Alex Taubman, CEO of Long Lake, asserts that Nexus outperforms general-purpose models like Claude or ChatGPT by a factor of five in their internal evaluations. Beyond technological prowess, the core of the investment thesis lies in long-term ownership and the embedding of engineers within these companies to ensure durable change. A significant portion of Long Lake’s engineering talent originates from companies like Ramp and Palantir, where engineers are accustomed to working closely with clients on-site for extended periods.

This approach contrasts sharply with the strategy adopted by traditional private equity in the early 2020s. These firms focused on acquiring enterprise software companies at peak valuations, banking on the perceived defensiveness of recurring SaaS revenue. Significant deals during this period included Vista’s acquisition of Citrix, Thoma Bravo’s purchases of Anaplan and Coupa, and Silver Lake’s acquisition of Qualtrics.

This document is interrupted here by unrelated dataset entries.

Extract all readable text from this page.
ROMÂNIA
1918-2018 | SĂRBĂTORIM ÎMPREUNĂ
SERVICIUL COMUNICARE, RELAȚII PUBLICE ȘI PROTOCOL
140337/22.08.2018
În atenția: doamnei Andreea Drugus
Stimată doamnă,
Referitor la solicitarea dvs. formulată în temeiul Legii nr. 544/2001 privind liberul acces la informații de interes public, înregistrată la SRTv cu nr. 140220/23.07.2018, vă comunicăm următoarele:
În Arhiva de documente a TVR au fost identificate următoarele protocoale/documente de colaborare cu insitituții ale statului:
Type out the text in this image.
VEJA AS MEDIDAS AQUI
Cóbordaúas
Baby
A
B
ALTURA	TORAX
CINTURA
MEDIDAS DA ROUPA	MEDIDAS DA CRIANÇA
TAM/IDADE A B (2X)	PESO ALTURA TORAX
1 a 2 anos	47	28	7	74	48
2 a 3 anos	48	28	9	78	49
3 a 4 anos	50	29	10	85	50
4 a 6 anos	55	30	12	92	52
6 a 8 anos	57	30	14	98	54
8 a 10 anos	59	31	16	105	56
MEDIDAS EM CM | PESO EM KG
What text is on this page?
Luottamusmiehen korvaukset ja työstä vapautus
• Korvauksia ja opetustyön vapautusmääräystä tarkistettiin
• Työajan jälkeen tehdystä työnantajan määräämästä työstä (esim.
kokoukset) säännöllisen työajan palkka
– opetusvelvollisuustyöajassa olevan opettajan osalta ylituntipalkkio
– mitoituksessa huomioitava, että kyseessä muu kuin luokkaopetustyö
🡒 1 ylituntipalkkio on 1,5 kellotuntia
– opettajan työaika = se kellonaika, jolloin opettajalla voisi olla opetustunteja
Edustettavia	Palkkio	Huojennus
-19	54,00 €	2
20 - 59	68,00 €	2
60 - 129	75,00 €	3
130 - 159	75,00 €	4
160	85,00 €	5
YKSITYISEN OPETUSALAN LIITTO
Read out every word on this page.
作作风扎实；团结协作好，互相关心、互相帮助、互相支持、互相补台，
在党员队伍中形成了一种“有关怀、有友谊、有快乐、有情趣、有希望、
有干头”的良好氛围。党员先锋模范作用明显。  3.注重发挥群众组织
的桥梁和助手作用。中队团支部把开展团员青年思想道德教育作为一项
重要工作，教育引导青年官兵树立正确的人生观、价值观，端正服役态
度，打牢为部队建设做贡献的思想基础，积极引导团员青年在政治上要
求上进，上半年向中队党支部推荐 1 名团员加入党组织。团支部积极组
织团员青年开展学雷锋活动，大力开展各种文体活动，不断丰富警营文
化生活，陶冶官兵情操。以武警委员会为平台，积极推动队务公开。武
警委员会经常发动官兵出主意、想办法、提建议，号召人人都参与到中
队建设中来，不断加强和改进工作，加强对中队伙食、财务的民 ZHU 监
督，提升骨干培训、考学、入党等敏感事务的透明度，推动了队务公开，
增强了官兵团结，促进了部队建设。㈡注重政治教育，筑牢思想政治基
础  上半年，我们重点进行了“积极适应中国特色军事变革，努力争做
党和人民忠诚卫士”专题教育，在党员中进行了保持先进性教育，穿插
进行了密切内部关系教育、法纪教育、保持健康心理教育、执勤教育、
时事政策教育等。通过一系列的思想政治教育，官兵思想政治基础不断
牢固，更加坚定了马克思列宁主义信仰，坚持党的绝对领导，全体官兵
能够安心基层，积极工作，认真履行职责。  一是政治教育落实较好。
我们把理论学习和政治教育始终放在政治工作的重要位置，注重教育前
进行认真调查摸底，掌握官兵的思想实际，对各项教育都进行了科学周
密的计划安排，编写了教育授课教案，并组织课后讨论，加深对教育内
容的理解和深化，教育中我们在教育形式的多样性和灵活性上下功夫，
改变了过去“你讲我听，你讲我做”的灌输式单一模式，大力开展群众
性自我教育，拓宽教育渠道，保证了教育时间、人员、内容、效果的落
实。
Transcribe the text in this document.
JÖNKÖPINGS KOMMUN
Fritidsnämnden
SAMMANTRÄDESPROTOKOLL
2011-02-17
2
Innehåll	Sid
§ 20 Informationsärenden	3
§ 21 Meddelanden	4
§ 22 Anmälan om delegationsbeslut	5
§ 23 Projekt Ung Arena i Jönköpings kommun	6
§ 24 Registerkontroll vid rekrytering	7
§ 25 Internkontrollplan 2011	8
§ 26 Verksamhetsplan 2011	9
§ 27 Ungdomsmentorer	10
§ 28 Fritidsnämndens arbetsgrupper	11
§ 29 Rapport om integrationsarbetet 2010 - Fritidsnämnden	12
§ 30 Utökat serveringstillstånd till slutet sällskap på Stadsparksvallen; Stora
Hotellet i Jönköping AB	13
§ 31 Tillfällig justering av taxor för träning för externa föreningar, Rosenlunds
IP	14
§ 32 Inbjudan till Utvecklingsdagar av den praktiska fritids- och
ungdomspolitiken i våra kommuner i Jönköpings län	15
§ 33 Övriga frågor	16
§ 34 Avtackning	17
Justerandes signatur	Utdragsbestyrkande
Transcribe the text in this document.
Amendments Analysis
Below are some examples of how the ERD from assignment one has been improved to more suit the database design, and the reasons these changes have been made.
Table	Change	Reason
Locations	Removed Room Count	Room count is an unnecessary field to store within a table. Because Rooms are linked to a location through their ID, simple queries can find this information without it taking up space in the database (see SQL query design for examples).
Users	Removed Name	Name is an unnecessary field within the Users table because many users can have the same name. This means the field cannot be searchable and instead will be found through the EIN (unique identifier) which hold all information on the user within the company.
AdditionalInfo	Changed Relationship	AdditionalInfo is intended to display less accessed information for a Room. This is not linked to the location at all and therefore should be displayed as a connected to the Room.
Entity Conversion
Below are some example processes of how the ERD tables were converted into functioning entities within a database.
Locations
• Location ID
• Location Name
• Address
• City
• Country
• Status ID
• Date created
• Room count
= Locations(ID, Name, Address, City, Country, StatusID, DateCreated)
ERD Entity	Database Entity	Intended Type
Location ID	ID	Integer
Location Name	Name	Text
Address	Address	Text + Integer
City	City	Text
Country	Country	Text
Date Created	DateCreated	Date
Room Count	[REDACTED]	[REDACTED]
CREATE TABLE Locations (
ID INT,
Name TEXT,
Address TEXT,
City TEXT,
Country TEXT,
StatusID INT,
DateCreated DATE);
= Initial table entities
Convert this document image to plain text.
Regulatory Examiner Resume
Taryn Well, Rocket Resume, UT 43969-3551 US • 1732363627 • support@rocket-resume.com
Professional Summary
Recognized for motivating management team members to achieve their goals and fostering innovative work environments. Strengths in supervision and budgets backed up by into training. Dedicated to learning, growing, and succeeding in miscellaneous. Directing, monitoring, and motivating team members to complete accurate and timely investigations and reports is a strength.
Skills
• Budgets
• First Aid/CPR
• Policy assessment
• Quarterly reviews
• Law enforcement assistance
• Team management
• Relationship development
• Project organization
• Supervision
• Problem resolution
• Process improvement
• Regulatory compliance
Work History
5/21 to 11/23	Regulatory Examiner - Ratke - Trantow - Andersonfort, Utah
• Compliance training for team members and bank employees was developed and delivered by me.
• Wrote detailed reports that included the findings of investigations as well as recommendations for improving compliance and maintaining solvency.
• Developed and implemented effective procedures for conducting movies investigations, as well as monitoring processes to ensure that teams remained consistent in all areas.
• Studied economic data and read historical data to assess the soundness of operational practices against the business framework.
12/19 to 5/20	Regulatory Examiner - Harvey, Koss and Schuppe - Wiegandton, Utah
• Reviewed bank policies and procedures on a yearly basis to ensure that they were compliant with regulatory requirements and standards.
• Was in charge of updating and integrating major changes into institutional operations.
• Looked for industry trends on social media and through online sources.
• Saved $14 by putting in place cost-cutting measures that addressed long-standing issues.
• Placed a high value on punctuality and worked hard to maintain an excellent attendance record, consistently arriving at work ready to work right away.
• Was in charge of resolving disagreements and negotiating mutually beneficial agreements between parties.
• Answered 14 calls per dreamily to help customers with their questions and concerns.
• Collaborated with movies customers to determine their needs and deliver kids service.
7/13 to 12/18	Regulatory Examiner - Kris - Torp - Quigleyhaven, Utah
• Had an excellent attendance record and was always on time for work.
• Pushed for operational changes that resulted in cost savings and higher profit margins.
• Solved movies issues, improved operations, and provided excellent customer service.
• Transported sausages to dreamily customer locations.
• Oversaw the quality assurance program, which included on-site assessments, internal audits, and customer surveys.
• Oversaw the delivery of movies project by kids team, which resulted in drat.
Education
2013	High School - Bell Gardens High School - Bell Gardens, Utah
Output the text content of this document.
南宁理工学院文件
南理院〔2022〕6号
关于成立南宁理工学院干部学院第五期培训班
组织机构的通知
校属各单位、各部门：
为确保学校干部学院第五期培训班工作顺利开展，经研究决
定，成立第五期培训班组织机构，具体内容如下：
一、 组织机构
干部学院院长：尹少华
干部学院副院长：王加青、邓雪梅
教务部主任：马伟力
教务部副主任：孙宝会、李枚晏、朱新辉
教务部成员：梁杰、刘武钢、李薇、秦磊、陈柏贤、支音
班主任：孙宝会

Ironically, these very companies now find themselves most susceptible to AI-driven disruption.

The recent collaborations between AI leaders like Anthropic and major investment firms such as Blackstone, Hellman & Friedman, and Goldman Sachs, alongside a parallel venture between OpenAI, Apollo, and General Atlantic, represent a response to this evolving landscape. These partnerships aim to integrate cutting-edge AI models into existing portfolios. However, this approach can be perceived as a more consultative effort, where external AI is applied to external companies by entities that do not fully own either.

The VC AI rollup model faces two primary potential hurdles: returns and execution. While operating companies typically yield returns of 100% to 200% over a long holding period, this may fall short of the 10x returns venture funds often target. Pension funds and endowments that have allocated capital for venture exposure might find themselves receiving returns more akin to those of private equity. Furthermore, execution presents a challenge. Firms like Vista and Thoma Bravo have spent decades building specialized operating teams to manage their portfolio companies. Venture capital firms, on the other hand, are more accustomed to investing in early-stage startups. Taubman counters this concern by stating, “Three years in AI is actually like three decades of pre-AI,” emphasizing the accelerated pace of technological advancement.

The next wave of take-private transactions is already emerging, and its focus is shifting away from software. Instead, it is targeting the foundational, often overlooked, non-tech companies that underpin the digital economy.